If your codebase contains three slightly different ways to solve a problem, the next agent has to infer which one is canonical.
From the agent's point of view, this is not irrational. The repository gave it mixed evidence.
The scary outcome is not code that obviously fails. It is code that superficially keeps working, while the shape of the system increasingly gets worse.
Tests are nice
Most discussions about AI-native development jump from this problem – agents' tendency to accumulate tech debt – directly to tests.
And yes, across the industry, teams are writing dramatically more tests than they ever have. Agents have made high test coverage affordable in a way it never used to be.
Recently, Garry Tan argued that the primary way to keep AI agents on track is 90% test coverage:
Tests are the ratchet. 90% coverage, every PR, no exceptions.
And indeed, test coverage is the simplest kind of ratchet: a mechanism that allows motion in one direction only, like a socket wrench that turns the bolt forward but never lets it spin back. Once a test locks in a behaviour, it becomes difficult to accidentally regress.
But it's worth being specific about what tests actually do.
Unit tests check that a function still returns what it returned before. Integration tests check that pieces still wire together the same way.
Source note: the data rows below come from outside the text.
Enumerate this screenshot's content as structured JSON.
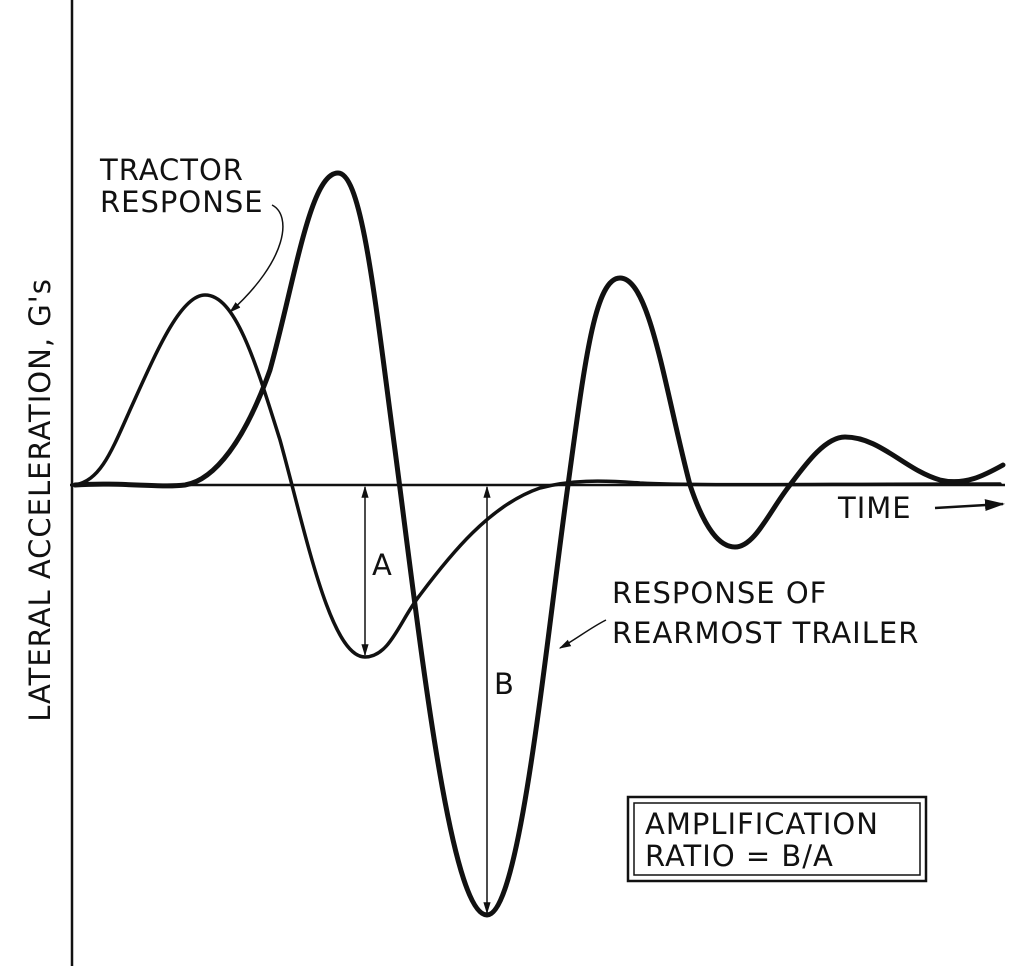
{
  "axes": {
    "y_label": "LATERAL ACCELERATION, G's",
    "x_label": "TIME"
  },
  "labels": {
    "tractor": [
      "TRACTOR",
      "RESPONSE"
    ],
    "trailer": [
      "RESPONSE OF",
      "REARMOST TRAILER"
    ],
    "a": "A",
    "b": "B"
  },
  "box": {
    "lines": [
      "AMPLIFICATION",
      "RATIO = B/A"
    ]
  }
}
E2E tests reach further: they check whether the product still does what it used to, and the assertions you prioritize there should be an important act of human judgment.
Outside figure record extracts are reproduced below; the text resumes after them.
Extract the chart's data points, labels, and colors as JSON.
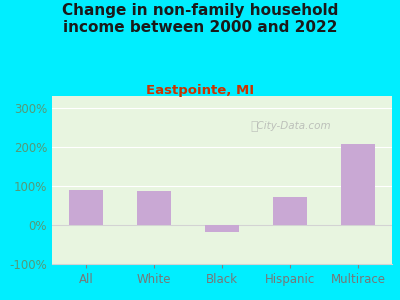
{
  "title": "Change in non-family household\nincome between 2000 and 2022",
  "subtitle": "Eastpointe, MI",
  "categories": [
    "All",
    "White",
    "Black",
    "Hispanic",
    "Multirace"
  ],
  "values": [
    90,
    88,
    -18,
    72,
    207
  ],
  "bar_color": "#c9a8d4",
  "background_outer": "#00eeff",
  "background_inner": "#e8f5e0",
  "title_color": "#1a1a1a",
  "subtitle_color": "#cc3300",
  "axis_label_color": "#559977",
  "tick_label_color": "#777777",
  "ylim": [
    -100,
    330
  ],
  "yticks": [
    -100,
    0,
    100,
    200,
    300
  ],
  "watermark": "  City-Data.com",
  "title_fontsize": 11,
  "subtitle_fontsize": 9.5,
  "tick_fontsize": 8.5,
  "xtick_fontsize": 8.5
}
But they all share the same basic shape: tests verify that code does what it did before.
Whether what it did was even the right way to do it is a separate question.
Tests ratchet behavioural sameness.
Meanwhile docs and evals can pin down reasoning and behaviour bars, which is sometimes more important. But none of these is directly looking at the shape of the system.
90% coverage of good patterns
A coverage ratchet only improves the codebase if the patterns it's locking in are already good ones.
If a questionable pattern already exists in the code, the next agent is more likely to extend it. The tests generated around that implementation only reinforce it further.
Over time, high coverage can unintentionally fossilize architectural drift, rather than prevent it in the first place.
At first, especially during prototyping, this can be easy to miss, because nothing looks obviously broken....